I ministri Francesco Boccia e Roberto Speranza hanno scritto una lettera congiunta al Governatore della regione Abruzzo al fine di invitarlo a sospendere l’ordinanza attraverso la quale decreta il passaggio da zona rossa a quella arancione.

Boccia e Speranza a Marsilio

I ministri Francesco Boccia e Roberto Speranza hanno deciso di scrivere una lettera congiunta al Governatore dell’Abruzzo: “La invitiamo e la diffidiamo a revocare ad horas l’ordinanza regionale ricordandole le gravi responsabilità che potrebbero derivare dalle misure da lei introdotte riguardo alla salute dei cittadini”.

È iniziata, ricordiamo, la riunione tra il Governo e le Regioni per un’aggiornamento sul piano vaccini anti Covid.
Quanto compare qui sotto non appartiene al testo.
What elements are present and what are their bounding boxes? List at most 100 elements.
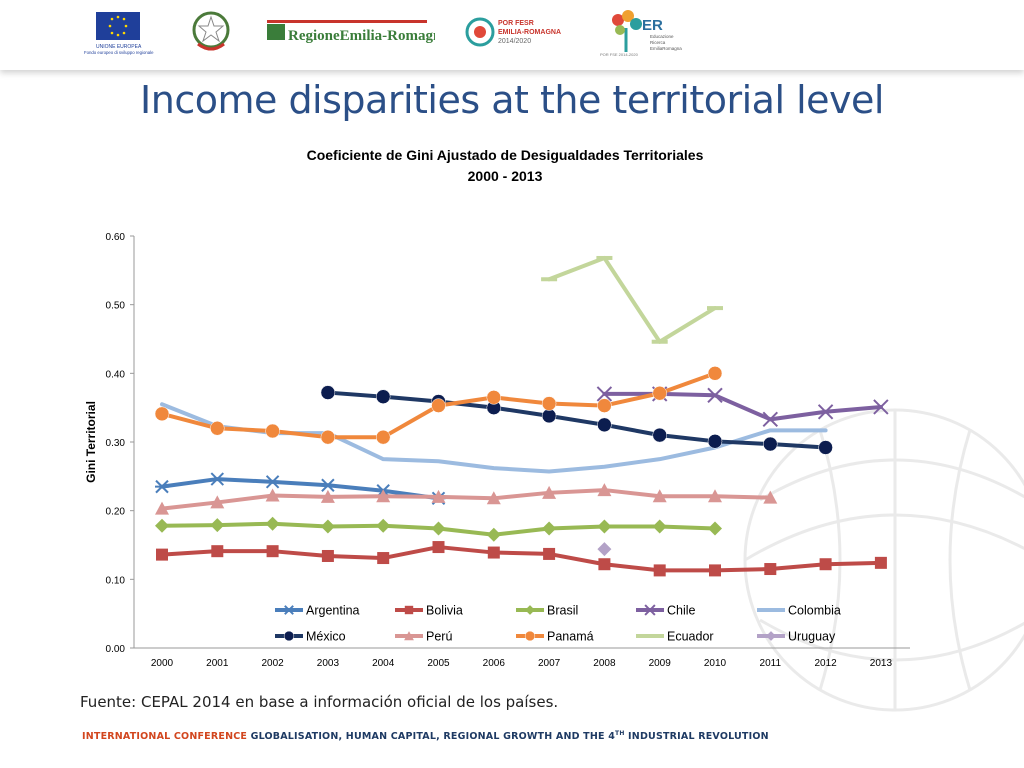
x-tick-label: 2013 xyxy=(870,658,893,669)
eu-logo-text: UNIONE EUROPEA xyxy=(96,44,142,50)
data-point-bolivia xyxy=(709,564,721,577)
legend-marker xyxy=(404,631,414,641)
data-point-mexico xyxy=(763,436,778,452)
footer-conference: INTERNATIONAL CONFERENCE xyxy=(82,731,248,743)
legend-item-bolivia: Bolivia xyxy=(395,604,463,618)
series-line-mexico xyxy=(325,390,828,450)
data-point-bolivia xyxy=(543,547,556,560)
x-tick-label: 2001 xyxy=(206,658,229,669)
er-tree-icon: ER Educazione Ricerca EmiliaRomagna POR … xyxy=(600,10,682,57)
legend-marker xyxy=(644,634,656,638)
y-axis-label: Gini Territorial xyxy=(84,401,98,483)
data-point-brasil xyxy=(265,516,280,531)
x-tick-label: 2008 xyxy=(593,658,616,669)
data-point-brasil xyxy=(542,521,557,536)
chart-subtitle: 2000 - 2013 xyxy=(467,168,543,184)
legend-item-colombia: Colombia xyxy=(757,604,841,618)
data-point-peru xyxy=(542,485,557,499)
legend-label: Argentina xyxy=(306,604,360,618)
series-line-ecuador xyxy=(547,255,717,344)
data-point-mexico xyxy=(818,440,833,455)
x-tick-label: 2003 xyxy=(317,658,340,669)
x-tick-label: 2006 xyxy=(483,658,506,669)
legend-marker xyxy=(525,605,535,615)
series-ecuador xyxy=(541,255,723,344)
legend-marker xyxy=(404,605,414,615)
logo-bar: UNIONE EUROPEA Fondo europeo di sviluppo… xyxy=(0,0,1024,70)
data-point-argentina xyxy=(155,479,169,494)
y-tick-label: 0.40 xyxy=(106,369,126,380)
data-point-brasil xyxy=(652,519,667,534)
legend-item-uruguay: Uruguay xyxy=(757,630,836,644)
data-point-panama xyxy=(486,390,502,405)
data-point-chile xyxy=(707,387,723,404)
data-point-peru xyxy=(431,489,446,503)
legend-label: México xyxy=(306,630,346,644)
x-tick-label: 2000 xyxy=(151,658,174,669)
footer-superscript: TH xyxy=(615,730,625,737)
data-point-bolivia xyxy=(653,564,666,577)
data-point-mexico xyxy=(597,417,612,433)
data-point-bolivia xyxy=(377,552,390,565)
chart-axes: 0.00 0.10 0.20 0.30 0.40 0.50 0.60 2000 2001 2002… xyxy=(106,232,910,669)
legend-label: Colombia xyxy=(788,604,841,618)
legend-label: Ecuador xyxy=(667,630,714,644)
data-point-panama xyxy=(707,366,723,381)
x-tick-label: 2011 xyxy=(760,658,782,669)
por-fesr-text-3: 2014/2020 xyxy=(498,38,531,45)
x-tick-label: 2010 xyxy=(704,658,727,669)
x-tick-label: 2002 xyxy=(261,658,284,669)
series-line-argentina xyxy=(160,477,441,501)
x-tick-label: 2004 xyxy=(372,658,395,669)
y-tick-label: 0.60 xyxy=(106,232,126,243)
eu-flag-icon: UNIONE EUROPEA Fondo europeo di sviluppo… xyxy=(84,12,154,55)
data-point-peru xyxy=(376,489,391,503)
data-point-bolivia xyxy=(487,546,500,559)
er-logo: ER Educazione Ricerca EmiliaRomagna POR … xyxy=(598,8,698,57)
legend-marker xyxy=(284,605,294,615)
data-point-bolivia xyxy=(156,548,168,561)
data-point-bolivia xyxy=(764,563,777,576)
regione-logo: RegioneEmilia-Romagna xyxy=(265,8,449,56)
y-tick-label: 0.50 xyxy=(106,301,126,312)
legend-item-ecuador: Ecuador xyxy=(636,630,714,644)
chart-title: Coeficiente de Gini Ajustado de Desigual… xyxy=(306,147,704,163)
footer-theme: GLOBALISATION, HUMAN CAPITAL, REGIONAL G… xyxy=(250,731,616,743)
er-logo-text-3: EmiliaRomagna xyxy=(650,46,682,51)
regione-icon: RegioneEmilia-Romagna xyxy=(267,20,449,44)
italian-emblem-logo xyxy=(190,8,232,56)
data-point-brasil xyxy=(597,519,612,534)
data-point-panama xyxy=(265,423,280,439)
x-tick-label: 2005 xyxy=(427,658,450,669)
regione-logo-text: RegioneEmilia-Romagna xyxy=(288,28,435,44)
emblem-icon xyxy=(192,11,230,51)
data-point-argentina xyxy=(265,475,280,489)
legend-marker xyxy=(766,631,776,641)
data-point-peru xyxy=(486,491,501,505)
data-point-bolivia xyxy=(432,541,445,554)
data-point-bolivia xyxy=(211,545,224,558)
eu-logo: UNIONE EUROPEA Fondo europeo di sviluppo… xyxy=(80,8,160,56)
data-point-panama xyxy=(541,396,557,411)
data-point-panama xyxy=(320,429,336,445)
data-point-argentina xyxy=(320,478,335,492)
data-point-brasil xyxy=(708,521,722,536)
data-point-chile xyxy=(873,399,889,415)
data-point-mexico xyxy=(541,408,557,424)
series-mexico xyxy=(320,385,833,455)
series-line-peru xyxy=(160,488,773,511)
series-argentina xyxy=(155,472,446,506)
legend-item-mexico: México xyxy=(275,630,346,644)
series-peru xyxy=(155,483,778,515)
chart-series-layer xyxy=(154,255,889,577)
y-tick-label: 0.10 xyxy=(106,575,126,586)
data-point-bolivia xyxy=(321,549,334,562)
series-line-bolivia xyxy=(160,545,883,573)
data-point-ecuador xyxy=(541,277,558,282)
y-tick-label: 0.20 xyxy=(106,507,126,518)
data-point-brasil xyxy=(320,519,335,534)
data-point-chile xyxy=(596,386,613,402)
data-point-panama xyxy=(652,385,667,401)
source-note: Fuente: CEPAL 2014 en base a información… xyxy=(80,693,559,711)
Speranza, nel corso della presentazione dell’Osservatorio sul Federalismo in Sanità di Cittadinanzattiva, ha dichiarato: “Dobbiamo capire come si costruisce un equilibro tra poteri dello Stato e delle Regioni. In questi anni, nel nostro Paese spesso abbiamo oscillato tra posizioni ultra federaliste e ultra centraliste”, ma “entrambe sono sbagliate. Dopo l’epidemia sarà importante aprire una discussione serena per trovare un punto di vista corretto tra competenze dello Stato e funzioni, molto rilevanti, delle autonomie territoriali.

Questo è valido in particolare per la salute”.
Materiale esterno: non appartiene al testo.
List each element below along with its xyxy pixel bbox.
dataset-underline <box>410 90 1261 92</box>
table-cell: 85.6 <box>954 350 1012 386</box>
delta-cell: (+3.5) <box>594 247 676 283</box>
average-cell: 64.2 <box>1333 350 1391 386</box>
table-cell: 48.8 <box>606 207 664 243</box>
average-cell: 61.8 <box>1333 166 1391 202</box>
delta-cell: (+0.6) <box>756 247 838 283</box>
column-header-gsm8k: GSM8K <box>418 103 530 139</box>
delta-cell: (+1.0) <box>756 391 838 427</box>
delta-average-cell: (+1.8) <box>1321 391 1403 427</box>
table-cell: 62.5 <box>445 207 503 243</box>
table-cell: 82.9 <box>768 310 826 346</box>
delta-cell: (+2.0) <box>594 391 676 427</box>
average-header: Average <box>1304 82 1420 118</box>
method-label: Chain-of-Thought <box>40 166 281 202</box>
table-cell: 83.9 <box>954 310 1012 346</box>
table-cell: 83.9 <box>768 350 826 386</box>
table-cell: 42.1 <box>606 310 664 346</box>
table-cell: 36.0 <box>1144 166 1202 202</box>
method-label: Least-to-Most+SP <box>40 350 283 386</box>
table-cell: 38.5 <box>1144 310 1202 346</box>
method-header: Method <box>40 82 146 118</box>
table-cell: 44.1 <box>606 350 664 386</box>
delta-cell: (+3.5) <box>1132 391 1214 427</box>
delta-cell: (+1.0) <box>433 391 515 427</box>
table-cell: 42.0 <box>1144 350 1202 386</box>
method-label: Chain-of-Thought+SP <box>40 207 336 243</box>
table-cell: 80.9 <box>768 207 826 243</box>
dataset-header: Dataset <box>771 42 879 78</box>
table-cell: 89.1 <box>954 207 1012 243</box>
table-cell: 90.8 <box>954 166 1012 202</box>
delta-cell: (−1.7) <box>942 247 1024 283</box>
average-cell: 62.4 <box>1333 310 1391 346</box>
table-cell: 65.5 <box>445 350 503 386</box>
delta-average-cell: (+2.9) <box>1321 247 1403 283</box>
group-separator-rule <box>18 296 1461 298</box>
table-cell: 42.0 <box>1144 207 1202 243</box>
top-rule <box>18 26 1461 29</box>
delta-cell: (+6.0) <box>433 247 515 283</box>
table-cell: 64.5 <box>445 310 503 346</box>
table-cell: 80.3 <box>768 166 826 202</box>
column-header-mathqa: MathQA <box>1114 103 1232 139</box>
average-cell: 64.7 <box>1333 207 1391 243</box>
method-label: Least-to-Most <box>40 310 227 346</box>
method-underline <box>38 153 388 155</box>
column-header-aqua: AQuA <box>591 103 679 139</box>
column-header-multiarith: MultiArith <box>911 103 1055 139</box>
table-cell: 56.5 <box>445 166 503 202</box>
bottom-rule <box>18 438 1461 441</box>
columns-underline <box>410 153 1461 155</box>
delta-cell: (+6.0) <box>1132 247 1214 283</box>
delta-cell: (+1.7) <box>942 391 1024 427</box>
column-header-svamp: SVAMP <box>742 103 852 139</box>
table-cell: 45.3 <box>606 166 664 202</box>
In Abruzzo, ricordiamo, è stato lo stesso presidente Marsilio a firmare il passaggio di colore dopo “aver avvisato il ministro Speranza”, con fonti di governo che hanno sottolineato come “la cabina di regia che monitora i dati di tutte le regioni ha riconosciuto questa anticipazione che avrebbe potuto portare alla zona arancione nella giornata di mercoledì. La scadenza dei 21 giorni è però prevista per mercoledì, non per lunedì. Quindi non c’è avallo su questa ulteriore anticipazione”.
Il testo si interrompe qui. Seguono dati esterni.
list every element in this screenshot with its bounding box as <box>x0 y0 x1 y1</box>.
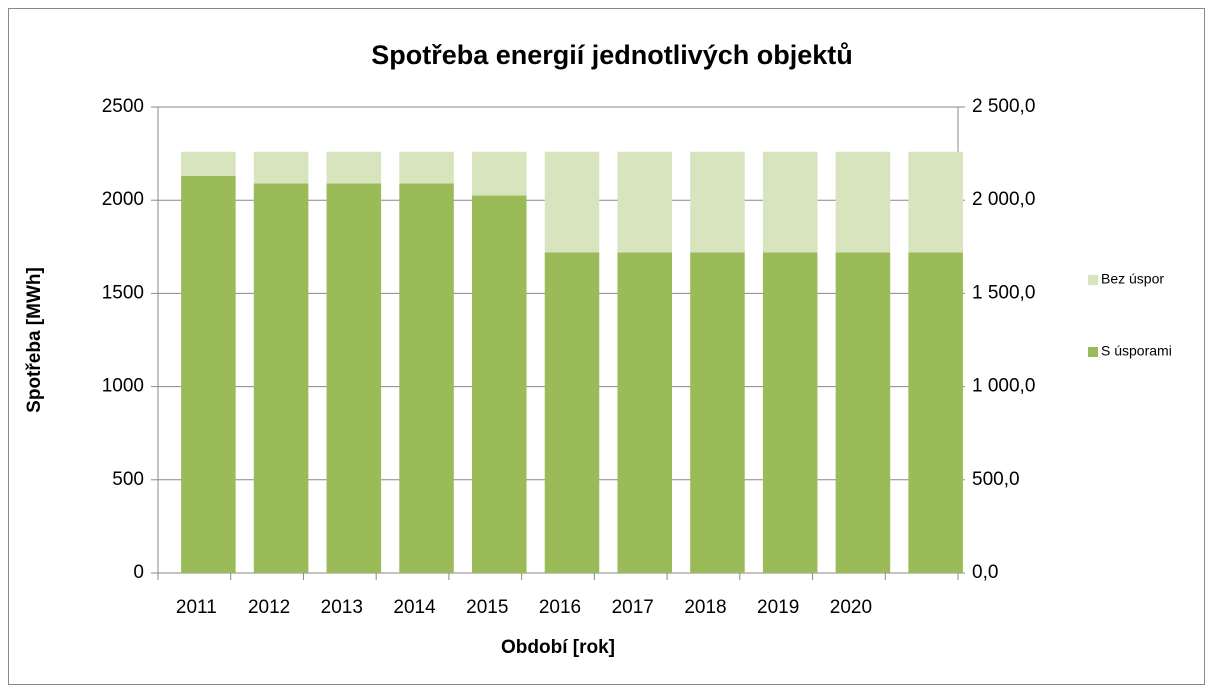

A tal proposito Marco Marsilio, presidente della regione Abruzzo, su Rai Radio1, nel corso del programma “Che giorno è” , ha dichiarato: “Non cerco lo scontro istituzionale: collaboro e continuerò a collaborare con correttezza con il governo. Penso che il governo abbia fatto una interpretazione sbagliata delle norme e delle tempistiche che non tengono conto dei dati reali. Non sono un irresponsabile. Ho anticipato la zona rossa. Penso che bisogna essere seri: quando c’è pericolo si adottano soluzioni di salvaguardia, anche le più drastiche. Quando però i dati ci dimostrano che la situazione è sotto controllo torniamo ad aprire in sicurezza. Non credo che 48 ore di anticipo nell’apertura dei negozi possano stravolgere la situazione sanitaria del nostro territorio. La nostra regione è nella media nazionale”.